KEB next in line for international credit card ABS

The usual suspects line up to arrange first international offering from Korea Exchange Bank.

Korea Exchange Bank (KEB), which lists commercial banking, securities investment and international banking among its major activities, has invited proposals for its first foray into the cross-border securitization market.

Citibank/SSB, Credit Suisse First Boston, ING Barings, Nomura, SG and UBS Warburg have all pitched for the transaction, although as many as nine may be in the bidding, according to one source. The source added that KEB is expected to announce the mandated bank/s within the next fortnight.

KEB's deal will be backed by credit card receivables, which will make it the third international card transaction to come out of Korea in the last twelve months. Samsung Card launched a $500 million offering via ING Barings in September 2001, which was followed by an equally sized deal from LG Card last December.

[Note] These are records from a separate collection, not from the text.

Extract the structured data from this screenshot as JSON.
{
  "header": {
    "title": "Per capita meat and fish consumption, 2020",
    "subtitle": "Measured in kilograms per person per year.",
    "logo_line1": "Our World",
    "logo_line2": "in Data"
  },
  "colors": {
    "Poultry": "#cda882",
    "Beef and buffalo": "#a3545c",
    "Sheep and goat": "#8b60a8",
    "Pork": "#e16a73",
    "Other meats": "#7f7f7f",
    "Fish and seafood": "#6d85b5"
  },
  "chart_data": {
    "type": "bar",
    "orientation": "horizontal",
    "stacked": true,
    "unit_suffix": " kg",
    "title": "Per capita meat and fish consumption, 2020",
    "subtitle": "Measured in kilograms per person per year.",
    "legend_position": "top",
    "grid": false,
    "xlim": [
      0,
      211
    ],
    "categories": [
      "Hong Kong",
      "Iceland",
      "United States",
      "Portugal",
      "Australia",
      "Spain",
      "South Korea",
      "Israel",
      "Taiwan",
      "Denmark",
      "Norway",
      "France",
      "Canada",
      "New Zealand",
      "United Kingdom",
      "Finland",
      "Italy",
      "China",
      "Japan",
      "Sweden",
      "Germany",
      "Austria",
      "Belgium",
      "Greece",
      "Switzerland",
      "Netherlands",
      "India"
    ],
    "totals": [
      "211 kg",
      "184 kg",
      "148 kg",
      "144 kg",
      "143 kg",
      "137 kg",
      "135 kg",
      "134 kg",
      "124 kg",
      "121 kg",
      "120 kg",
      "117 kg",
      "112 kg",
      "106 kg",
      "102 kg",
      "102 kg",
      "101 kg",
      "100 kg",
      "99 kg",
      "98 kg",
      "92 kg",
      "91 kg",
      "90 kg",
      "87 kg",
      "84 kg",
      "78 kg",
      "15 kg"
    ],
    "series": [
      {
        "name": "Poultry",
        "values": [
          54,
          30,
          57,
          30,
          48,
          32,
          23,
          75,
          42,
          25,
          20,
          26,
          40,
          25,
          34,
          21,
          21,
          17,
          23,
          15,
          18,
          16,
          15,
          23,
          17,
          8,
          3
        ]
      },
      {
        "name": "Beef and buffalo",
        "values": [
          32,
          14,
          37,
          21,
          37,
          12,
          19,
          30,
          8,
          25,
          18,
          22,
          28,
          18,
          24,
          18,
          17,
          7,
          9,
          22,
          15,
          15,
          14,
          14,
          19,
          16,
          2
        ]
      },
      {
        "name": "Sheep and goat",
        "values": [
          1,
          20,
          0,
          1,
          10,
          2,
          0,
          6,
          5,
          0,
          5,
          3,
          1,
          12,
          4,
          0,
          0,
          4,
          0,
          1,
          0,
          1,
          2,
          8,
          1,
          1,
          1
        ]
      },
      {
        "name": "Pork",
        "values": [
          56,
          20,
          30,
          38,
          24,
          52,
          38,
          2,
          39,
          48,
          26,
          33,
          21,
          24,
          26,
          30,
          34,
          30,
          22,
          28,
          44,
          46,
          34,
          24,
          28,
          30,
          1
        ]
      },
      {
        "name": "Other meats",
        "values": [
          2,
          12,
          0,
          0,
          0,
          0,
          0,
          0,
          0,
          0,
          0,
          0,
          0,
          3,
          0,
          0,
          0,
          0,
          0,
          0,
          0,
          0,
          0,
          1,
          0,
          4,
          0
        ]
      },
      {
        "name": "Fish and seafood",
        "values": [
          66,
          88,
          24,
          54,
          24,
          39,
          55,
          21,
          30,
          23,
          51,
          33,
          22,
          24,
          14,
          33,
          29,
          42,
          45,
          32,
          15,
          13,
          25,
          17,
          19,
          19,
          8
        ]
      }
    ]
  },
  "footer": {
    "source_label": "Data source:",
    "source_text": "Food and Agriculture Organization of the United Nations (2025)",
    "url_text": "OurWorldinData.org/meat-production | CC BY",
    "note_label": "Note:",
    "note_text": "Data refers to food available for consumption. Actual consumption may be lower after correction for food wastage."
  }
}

CSFB and UBS Warburg jointly handled the issue.

If rumours are to be believed, KEB is looking to raise a similar amount from its own offering.

Many securitization experts in the region believe that Korean credit card receivables are going to provide good opportunities for cross-border deals in the coming years and it is easy to see why.

Since the government began actively encouraging the use of credit cards in 2000 (see Swipe my card story below) the market has grown dramatically. In 2001 alone, the Korean market grew by 80% and is now worth around $305 million, with 80 million cards issued in total.

Although KEB's share of the business is relatively small - it has issued around three million cards - it is one of a number of players that ABS professionals hope will seek to emulate what their peers in the United States have done.

Major companies like MBNA and Citibank securitize around half of their receivables, and it is anticipated that Korean firms will wish to replicate their business models. The one potential stumbling block is that some card companies are not being stringent enough with their lending practices, and a significant number of defaults could be lurking round the corner.

One banker agrees, but believes that securitization structures offer enough protection to investors to negate that. "We have to make sure that companies are growing sufficiently and managing credit well enough so existing deals do not deteriorate," he says. "That is why the deals we have already seen have been structured to withstand multiples of any potential difficulties - there is a lot of cushion there."

The cushion the banker refers to mainly consist of third party guarantees from triple-A rated monoline insurers, such as AMBAC Assurance, FSA or MBIA Insurance, which were a feature of the Korean cross-border deals completed in 2001. It is likely one of these players will provide the same cushion on KEB's transaction.

KEB's major shareholder is the Korean government with a 45% interest through its stakes in Bank of Korea and Exim Bank. Germany's Commerzbank owns another third, having acquired its own holding in 1998.

The bank's last visit to the international capital markets was in June 2000 when it issued a $200 million upper tier-2 capital transaction, which was lead managed by CSFB.